Leone XIV apprezza che «all’interno di questa Chiesa sono presenti ben quattro diverse tradizioni liturgiche – latina, armena, caldea e sira –, ciascuna apportatrice di una propria ricchezza a livello spirituale, storico e di vissuto ecclesiale. La condivisione di tali differenze può mostrare in modo eminente uno dei tratti più belli del volto della Sposa di Cristo: quello della cattolicità che congiunge». Il Santo Padre recupera, quindi, la metafora dei ponti per ribadire che l’unità della Chiesa attorno all’unica professione di fede «ha bisogno di cura, di attenzione, di “manutenzione”, perché il tempo e le vicissitudini non ne indeboliscano le strutture e perché le fondamenta restino salde. Con gli occhi rivolti al monte della promessa, immagine della Gerusalemme del Cielo, che è nostra meta e madre (cfr Gal 4,26), mettiamo allora ogni impegno a favorire e rafforzare i legami che ci uniscono, per arricchirci reciprocamente ed essere davanti al mondo segno credibile dell’amore universale e infinito del Signore».

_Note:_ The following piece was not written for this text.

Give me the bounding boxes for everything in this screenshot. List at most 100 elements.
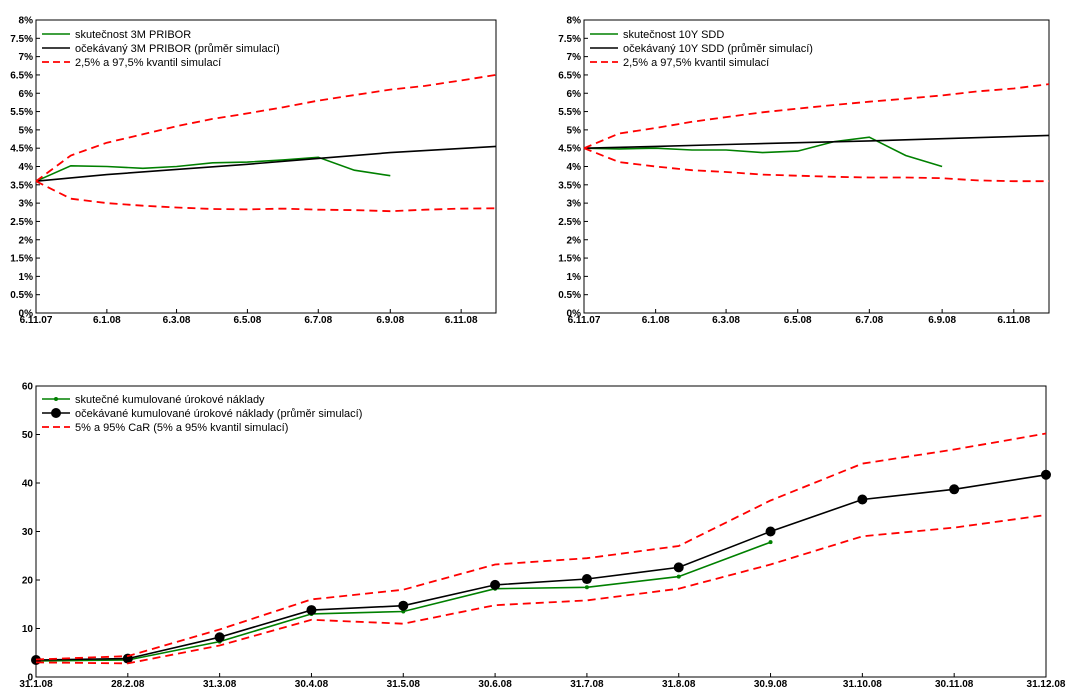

Il Papa cita volentieri il predecessore Angelo Giuseppe Roncalli (san Giovanni XXIII), che fu a lungo nunzio apostolico ad Istanbul: con le sue stesse parole chiediamo tutti «che “si compia il grande mistero di quell’unità che Cristo Gesù con ardentissime preghiere ha chiesto al Padre Celeste nell’imminenza del suo sacrificio” (Discorso di apertura del Concilio Ecumenico Vaticano II, 11 ottobre 1962, 8.2), rinnoviamo, oggi, il nostro “sì” all’unità, «perché tutti siano una sola cosa» (Gv 17,21), “ut unum sint”», espressione latina che, come noto, è anche il titolo di un’enciclica dedicata specificamente al tema dell’unità delle Chiese, scritta da un altro Papa santo, san Giovanni Paolo II.

Il viaggio papale in Turchia, che in queste ore continua per le strade del Libano, è caratterizzato fortemente dalla questione della pluralità religiosa. «Viviamo in un mondo in cui troppo spesso la religione è usata per giustificare guerre e atrocità. Noi però sappiamo che, come afferma il Concilio Vaticano II, “l’atteggiamento dell’uomo verso Dio Padre e quello dell’uomo verso gli altri uomini suoi fratelli sono talmente connessi che la Scrittura dice: “Chi non ama, non conosce Dio” (1Gv 4,8)” (Dich. Nostra aetate, 5). Perciò vogliamo camminare insieme, valorizzando ciò che ci unisce, demolendo i muri del preconcetto e della sfiducia, favorendo la conoscenza e la stima reciproca, per dare a tutti un forte messaggio di speranza e un invito a farsi “operatori di pace” (Mt 5,9)» nel senso indicato dal Vangelo.